- Melton West Location in metropolitan Melbourne
- Interactive map of Melton West
- Coordinates: 37°40′30″S 144°33′18″E﻿ / ﻿37.675°S 144.555°E
- Country: Australia
- State: Victoria
- City: Melbourne
- LGA: City of Melton;
- Location: 38 km (24 mi) from Melbourne central business district;

Government
- • State electorate: Melton;
- • Federal division: Hawke;

Population
- • Total: 8,784 (2021 census)
- Postcode: 3337
Suburbs around Melton West
| Long Forest | Harkness | Kurunjang |
| Long Forest | Melton West | Melton |
| Hopetoun Park | Brookfield | Melton South |

= Melton West =

Melton West is a suburb in Victoria, Australia, 38 km west of Melbourne's Central Business District, in the City of Melton local government area. Melton West recorded a population of 8,784 at the 2021 census.

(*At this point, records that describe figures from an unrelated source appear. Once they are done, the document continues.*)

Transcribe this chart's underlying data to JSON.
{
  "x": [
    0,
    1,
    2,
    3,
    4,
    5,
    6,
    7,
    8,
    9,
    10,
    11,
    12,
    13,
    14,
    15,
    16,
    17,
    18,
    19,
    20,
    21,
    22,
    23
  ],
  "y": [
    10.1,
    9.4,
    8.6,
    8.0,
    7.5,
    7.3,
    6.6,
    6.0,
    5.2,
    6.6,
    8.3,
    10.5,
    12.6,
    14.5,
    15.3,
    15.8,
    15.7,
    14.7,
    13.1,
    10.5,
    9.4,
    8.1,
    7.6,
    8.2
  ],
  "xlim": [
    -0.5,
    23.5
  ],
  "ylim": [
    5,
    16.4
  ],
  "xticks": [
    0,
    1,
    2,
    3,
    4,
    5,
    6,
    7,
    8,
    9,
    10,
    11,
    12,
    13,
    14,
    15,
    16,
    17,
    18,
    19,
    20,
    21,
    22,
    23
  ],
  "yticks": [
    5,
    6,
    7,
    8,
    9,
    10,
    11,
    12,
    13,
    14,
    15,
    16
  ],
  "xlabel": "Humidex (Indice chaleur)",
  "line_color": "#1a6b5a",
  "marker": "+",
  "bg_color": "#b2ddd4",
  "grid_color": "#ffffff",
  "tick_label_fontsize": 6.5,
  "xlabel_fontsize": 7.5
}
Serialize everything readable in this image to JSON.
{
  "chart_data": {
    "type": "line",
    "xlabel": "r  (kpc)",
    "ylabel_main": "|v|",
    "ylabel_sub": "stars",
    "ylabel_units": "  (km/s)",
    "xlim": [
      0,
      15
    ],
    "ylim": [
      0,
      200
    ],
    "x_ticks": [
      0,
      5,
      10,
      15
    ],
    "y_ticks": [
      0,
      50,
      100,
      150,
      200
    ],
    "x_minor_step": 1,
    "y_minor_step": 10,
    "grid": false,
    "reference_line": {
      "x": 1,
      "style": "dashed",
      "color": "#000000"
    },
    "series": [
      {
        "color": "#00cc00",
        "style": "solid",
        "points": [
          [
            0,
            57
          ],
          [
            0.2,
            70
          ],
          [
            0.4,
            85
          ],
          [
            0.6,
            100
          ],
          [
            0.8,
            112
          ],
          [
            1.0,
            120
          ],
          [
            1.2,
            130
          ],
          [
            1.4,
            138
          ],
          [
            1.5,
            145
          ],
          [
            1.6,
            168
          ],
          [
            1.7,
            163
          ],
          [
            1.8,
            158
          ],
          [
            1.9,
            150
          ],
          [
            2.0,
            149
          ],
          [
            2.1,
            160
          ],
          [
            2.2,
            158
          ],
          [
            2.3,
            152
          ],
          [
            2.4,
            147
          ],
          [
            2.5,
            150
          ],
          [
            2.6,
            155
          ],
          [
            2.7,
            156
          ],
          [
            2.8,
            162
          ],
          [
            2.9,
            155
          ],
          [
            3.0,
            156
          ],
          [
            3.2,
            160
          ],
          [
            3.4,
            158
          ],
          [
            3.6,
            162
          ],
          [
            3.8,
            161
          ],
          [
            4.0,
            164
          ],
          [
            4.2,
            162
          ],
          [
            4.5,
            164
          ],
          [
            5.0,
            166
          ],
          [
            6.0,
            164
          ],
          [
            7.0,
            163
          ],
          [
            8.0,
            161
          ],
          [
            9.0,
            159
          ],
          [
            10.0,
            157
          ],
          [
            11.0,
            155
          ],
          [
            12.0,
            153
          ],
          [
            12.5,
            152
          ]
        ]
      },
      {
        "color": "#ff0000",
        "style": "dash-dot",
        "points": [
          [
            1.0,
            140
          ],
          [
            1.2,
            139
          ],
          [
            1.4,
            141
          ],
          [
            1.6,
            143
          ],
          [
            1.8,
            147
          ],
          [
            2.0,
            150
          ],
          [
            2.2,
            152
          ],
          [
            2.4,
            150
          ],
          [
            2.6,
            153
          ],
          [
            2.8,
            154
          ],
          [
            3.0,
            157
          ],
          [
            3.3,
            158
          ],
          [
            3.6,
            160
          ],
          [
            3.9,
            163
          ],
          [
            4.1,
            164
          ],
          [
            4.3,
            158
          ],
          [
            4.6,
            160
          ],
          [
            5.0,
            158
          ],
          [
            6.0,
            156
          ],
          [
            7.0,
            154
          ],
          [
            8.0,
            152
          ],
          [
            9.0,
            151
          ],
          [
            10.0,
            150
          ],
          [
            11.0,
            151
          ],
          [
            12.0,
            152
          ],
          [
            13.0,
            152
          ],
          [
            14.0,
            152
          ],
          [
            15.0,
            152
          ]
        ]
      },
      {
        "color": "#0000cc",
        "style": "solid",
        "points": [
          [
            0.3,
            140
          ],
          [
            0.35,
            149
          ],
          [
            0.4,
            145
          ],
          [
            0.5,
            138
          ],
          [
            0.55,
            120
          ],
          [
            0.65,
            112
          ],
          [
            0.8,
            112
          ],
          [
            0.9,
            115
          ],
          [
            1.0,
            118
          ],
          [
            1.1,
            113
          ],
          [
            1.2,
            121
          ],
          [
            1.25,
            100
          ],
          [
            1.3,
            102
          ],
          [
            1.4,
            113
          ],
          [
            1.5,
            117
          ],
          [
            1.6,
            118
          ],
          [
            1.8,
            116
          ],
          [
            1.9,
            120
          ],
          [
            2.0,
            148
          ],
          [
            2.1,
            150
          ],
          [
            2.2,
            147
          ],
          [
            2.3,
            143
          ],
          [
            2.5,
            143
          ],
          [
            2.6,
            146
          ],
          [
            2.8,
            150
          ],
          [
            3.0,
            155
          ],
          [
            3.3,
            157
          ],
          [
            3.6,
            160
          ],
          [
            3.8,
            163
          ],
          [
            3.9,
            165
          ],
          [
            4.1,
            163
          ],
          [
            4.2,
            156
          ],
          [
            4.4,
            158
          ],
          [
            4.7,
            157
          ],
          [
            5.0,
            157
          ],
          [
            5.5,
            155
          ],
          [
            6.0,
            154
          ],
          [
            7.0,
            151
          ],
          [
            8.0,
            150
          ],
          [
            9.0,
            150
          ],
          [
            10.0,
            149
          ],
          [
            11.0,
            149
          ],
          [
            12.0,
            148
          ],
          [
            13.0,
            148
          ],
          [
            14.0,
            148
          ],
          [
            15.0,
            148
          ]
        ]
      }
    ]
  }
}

Melton West Post Office opened on 1 September 1994.

== Education ==
Melton West contains seven schools: Saint Francis Catholic College, St Catherine of Sienna Catholic Primary School, Wedge Park Primary School, Melton West Primary School, Melton Secondary College, Melton Specialist School and OneSchool Global Melton Campus.

==History==

The initial urban development of Melton West's infrastructure began in the early 1970s, with Melton West Primary School opening in 1971. In 1973, Melton Regional Shopping Centre opened. The centre has since been renamed Woodgrove Shopping Centre and has expanded into a major shopping centre with over 150 stores, including Harris Scarfe, Big W, Kmart, Coles, Woolworths, Aldi and Reading Cinemas as anchor tenants.

Melton Secondary College opened in 1975, followed by Melton Specialist School in 1978, Catholic Regional College Melton (now St Francis Catholic College) in 1980 and Wedge Park Primary School in 1982.